NEW DELHI: Former chairman of the Supreme Court Committee on Sree Padmanabhaswamy Temple treasures, C V Ananda Bose, said on Monday that the apex court's verdict upholding the Travancore royal family's right to administer the temple was "landmark", and possibly a "game changer".
Bose, a retired IAS official, said it would be a landmark judgement as it would lead to consensus in society as far as religion and politics are concerned.
"A game changer which will value faith and religion, rituals and will respect heritage," he said while speaking to PTI over the phone.
The Supreme Court Monday upheld the rights of the Travancore royal family in the administration of historic Sree Padmanabhaswamy Temple in Kerala, considered to be one of the richest temples in the country.
It set aside the Kerala High Court's 2011 verdict which had directed the state government to set up a trust to take control of management and assets of the temple.
As an interim measure, the District Judge of Thiruvananthapuram will head an administrative committee to manage the temple's affairs, it said.
The top court delivered the verdict on a batch of appeals, including the one filed by legal representatives of the Travancore royal family, challenging the January 31, 2011 verdict of the high court.

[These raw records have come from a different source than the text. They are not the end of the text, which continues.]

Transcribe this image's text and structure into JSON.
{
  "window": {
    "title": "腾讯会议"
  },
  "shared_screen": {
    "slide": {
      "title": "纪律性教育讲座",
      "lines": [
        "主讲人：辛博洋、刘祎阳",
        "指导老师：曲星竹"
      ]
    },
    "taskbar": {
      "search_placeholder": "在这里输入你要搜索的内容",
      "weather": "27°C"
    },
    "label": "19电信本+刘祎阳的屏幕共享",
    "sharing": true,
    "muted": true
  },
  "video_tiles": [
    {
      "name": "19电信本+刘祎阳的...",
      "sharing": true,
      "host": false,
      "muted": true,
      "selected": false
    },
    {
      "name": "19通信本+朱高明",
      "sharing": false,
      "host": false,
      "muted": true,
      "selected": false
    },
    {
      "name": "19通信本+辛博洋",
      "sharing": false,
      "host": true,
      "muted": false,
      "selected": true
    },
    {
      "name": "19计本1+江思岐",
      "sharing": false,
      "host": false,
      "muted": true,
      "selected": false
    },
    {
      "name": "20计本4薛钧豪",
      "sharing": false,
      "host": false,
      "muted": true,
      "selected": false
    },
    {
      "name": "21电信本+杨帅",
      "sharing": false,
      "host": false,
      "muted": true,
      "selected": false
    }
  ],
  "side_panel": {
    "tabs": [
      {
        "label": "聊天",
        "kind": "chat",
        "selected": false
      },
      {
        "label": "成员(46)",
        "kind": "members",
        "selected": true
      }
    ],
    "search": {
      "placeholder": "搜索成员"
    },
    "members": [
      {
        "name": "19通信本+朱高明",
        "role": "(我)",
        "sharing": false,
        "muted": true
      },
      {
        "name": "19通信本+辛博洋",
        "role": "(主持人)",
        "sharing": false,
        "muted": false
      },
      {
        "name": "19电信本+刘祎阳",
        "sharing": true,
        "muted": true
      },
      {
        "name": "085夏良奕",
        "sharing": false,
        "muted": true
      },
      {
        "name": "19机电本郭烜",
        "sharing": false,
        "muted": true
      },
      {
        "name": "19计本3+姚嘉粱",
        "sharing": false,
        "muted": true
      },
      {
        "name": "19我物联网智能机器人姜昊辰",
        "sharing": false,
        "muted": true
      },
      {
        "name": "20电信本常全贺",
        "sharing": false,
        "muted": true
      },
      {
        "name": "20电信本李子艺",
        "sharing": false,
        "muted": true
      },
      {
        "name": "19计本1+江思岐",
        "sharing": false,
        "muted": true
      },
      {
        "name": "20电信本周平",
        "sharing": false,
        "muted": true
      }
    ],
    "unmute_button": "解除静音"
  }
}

Bose said the apex court verdict is not just about who should govern a temple, but it is about credibility of the persons managing the administration.
He said that for the last so many centuries, the Travancore royal family has been able to reflect a high degree of credibility in the administration of the temple and also protecting the huge treasure in its vault.
He said it also ensured that the rituals and practices are protected and carried out without any hindrance.
On the treasure stored in the temple vault, Bose said the royal family for centuries has been protecting it and even hid it from the "ogling look" of the British who in 1811 decided to take over the temple administration.
He said the British decided to take over the temple administration "ostensibly" to support the temple, which was finding it difficult to make ends meet, but it was actually done as the temple could not pay the taxes it owed to the British government.
Even at that time the royal family protected the treasures and therefore, they should not be excluded from its administration, he said.
Bose further said that while he was heading the committee set up by the apex court, he had pointed out "certain pitfalls and deficiencies" in the administration, but these were only management issues.
He said that somewhere some lacunae were found and people who came after him quantified the implications of the irregularities in the administration.
"But these are administrative lapses which have to be plugged. That does not mean the royal family has done it.
Responsibility has to be fixed, but the way to do that is not by drawing out (removing) the royal family which guarded the treasures," he said.
On the issue of protecting faith and rituals of the temple, he said these are part of the heritage of a country and "no can legislate it out".
"Religion and faith are purely private affairs. Politics should not interfere in faith and faith should not interfere in politics," he added.
Bose also said the verdict has not only brought "solace" to millions of devotees, it also reflects "our sense of justice and respect for truth".
He said that the judgement has given a "big message" that there should be consensus and social integration in society.
"I think this may even lead to setting up social integration councils in the country where all religions are represented and they are given an opportunity to express their views before the government takes a decision in such (religious) matters.
"This is very important. Discussion should precede a decision, I think, in matters of religion, in matters of faith and temple administration," he said.
The sprawling Sree Padmanabhaswamy Temple, an architectural splendour in granite, was rebuilt in its present form in the 18th century by the Travancore Royal House which had ruled southern Kerala and some adjoining parts of Tamil Nadu before integration of the princely state with the Indian Union in 1947.